So habe ich sie in Erinnerung … meine Oma. Immer dieser Rock. Immer dieses Lächeln. Und immer lässt die Erinnerung ein Gefühl von Wärme in mir aufkeimen. Hin und wieder gewinnt auch die Traurigkeit die Oberhand, jedoch stets gemischt mit dieser wohligen Besinnung auf die eigene Kindheit und das Enkelin-Sein. Im Herbst – so scheint es – werden diese Gefühle intensiver. Ende Oktober … ihr Geburtstag. Wenn draußen die gelben, roten und braunen Blätter vom Wind umhergewirbelt und die Regentropfen gegen die Fensterscheiben gedrückt werden, kommt die Familie zusammen. Versammelt um den Wohnzimmertisch aus dunklem Holz, Kaffee für die Erwachsenen, Kakao für die Kleinen. Frankfurter Kranz und Apfelmuskuchen gehören zum Standardrepertoire eines jeden Geburtstags. Ein Ritual, das seit Jahren fehlt.
Ebenso wie die kleinen, alltäglichen Rituale. Abends Nachrichten schauen. Immer mit Oma. Danach eine Ratesendung, einen Krimi oder eben auch mal Rosamunde Pilcher. Dazu eine Tasse Tee – Omas Wiesen-Variation, mit allem, was der Garten hinter dem Haus hergibt. Gespräche nebenbei.

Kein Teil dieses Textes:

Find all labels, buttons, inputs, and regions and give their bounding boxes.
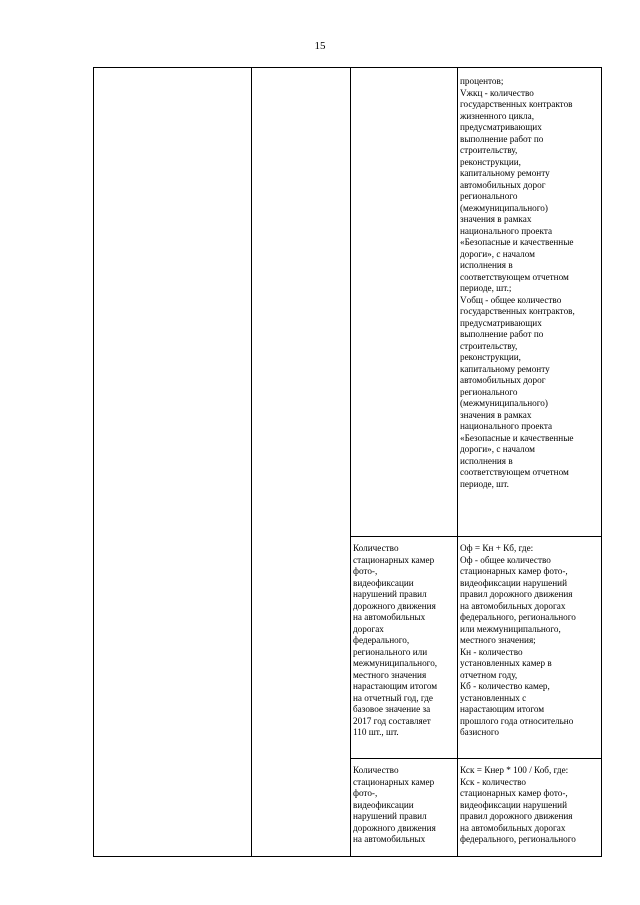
row3-formula-cell: Кск = Кнер * 100 / Коб, где: Кск - количество стационарных камер фото-, видеофиксации нарушений правил дорожного движения на автомобильных дорогах федерального, регионального [460,765,576,844]
row-divider-2 [350,758,601,759]
row-divider-1 [350,536,601,537]
indicator-table [93,67,602,857]
row1-formula-cell: процентов; Vжкц - количество государственных контрактов жизненного цикла, предусматривающих выполнение работ по строительству, реконструкции, капитальному ремонту автомобильных дорог регионального (межмуниципального) значения в рамках национального проекта «Безопасные и качественные дороги», с началом исполнения в соответствующем отчетном периоде, шт.; Vобщ - общее количество государственных контрактов, предусматривающих выполнение работ по строительству, реконструкции, капитальному ремонту автомобильных дорог регионального (межмуниципального) значения в рамках национального проекта «Безопасные и качественные дороги», с началом исполнения в соответствующем отчетном периоде, шт. [460,76,575,489]
column-divider-2 [350,68,351,856]
row2-indicator-cell: Количество стационарных камер фото-, видеофиксации нарушений правил дорожного движения на автомобильных дорогах федерального, регионального или межмуниципального, местного значения нарастающим итогом на отчетный год, где базовое значение за 2017 год составляет 110 шт., шт. [353,543,438,737]
column-divider-3 [457,68,458,856]
row3-indicator-cell: Количество стационарных камер фото-, видеофиксации нарушений правил дорожного движения на автомобильных [353,765,436,844]
row2-formula-cell: Оф = Кн + Кб, где: Оф - общее количество стационарных камер фото-, видеофиксации нарушений правил дорожного движения на автомобильных дорогах федерального, регионального или межмуниципального, местного значения; Кн - количество установленных камер в отчетном году, Кб - количество камер, установленных с нарастающим итогом прошлого года относительно базисного [460,543,576,737]
column-divider-1 [251,68,252,856]
page-number: 15 [314,40,326,52]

Oma lauscht meinen Ausführungen und Erzählungen über diverse Erlebnisse, Unternehmungen mit Freunden, über die Schule, später das Studium … all das, was mich bewegt.
Inzwischen sitzt jedoch niemand an diesem dunklen Wohnzimmertisch. Frankfurter Kranz gibt es Ende Oktober auch nicht mehr. Was geblieben ist, sind Fotos und Erinnerungen. Und das Bedürfnis, Oma hin und wieder mitzuteilen, was es neues in meinem Leben gibt. Nicht mehr beim abendlichen Tee- und TV-Ritual, sondern in Form von Briefen. Manchmal ist mir einfach danach, Oma ein paar Zeilen zu schreiben. Mit der Hand … auf einem Blatt Papier. Dieses verarbeite ich zu kleinsten Schnipseln, die der Wind verstreut. Oder ich bastle ein Schiffchen daraus und lasse es auf der Elbe davonschwimmen. Dann schließe ich die Augen und sehe sie vor mir. In ihrem schwarzen Rock mit Blumen darauf, dem weißen Shirt. Inmitten der Erdbeerpflanzen, freundlich lächelnd, die Augen von Fältchen umspielt.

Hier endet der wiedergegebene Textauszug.